How unfair it is to criticize a thinker for changing a view considered earlier or perhaps only briefly! Should thinkers revere what they have written? Should they defend it, as if it were a child, solely because they gave birth to it? Should they cease to question, to explore, to consider? Should authors treat their own words as dogma to be defended rather than blocks on which they and others can build? When being refuted would better serve the advancement of knowledge, should ideas become pieces that thinkers must force into a scheme and view solely with an eye for “evidence” and “confirmation”? Why make consistent adherence, i.e. stubbornness, such a virtue?

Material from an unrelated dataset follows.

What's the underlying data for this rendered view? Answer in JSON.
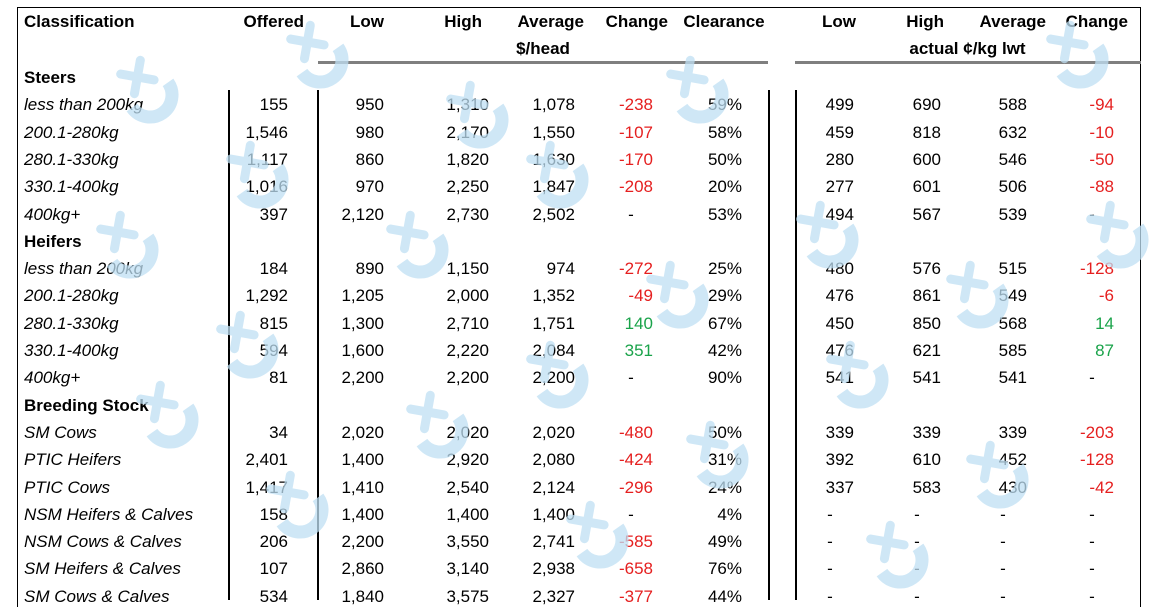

The stigma of “fickleness” should attach only to those who change views for so-called “pragmatic reasons”. Those deserving this stigma are insincere political “flip-floppers,” trend-chasing courters of academic acclaim, and avowed intellectuals interested  only in greater mass appeal and the profit and fame that accompany such appeal; in other words, the fickle are those who only pretend to seek the noblest way or purest truth. There should be no shame in ceasing to hold a weak or false position once presented with a better alternative. What some call “inconsistency” is sometimes intellectual growth, maturity, and integrity. It requires more courage to say, “I was wrong,” than to persist in error or—as some people do—to deny that one ever held the discredited view by switching slyly to the new view once it receives authority’s sanction or attains popular acceptance.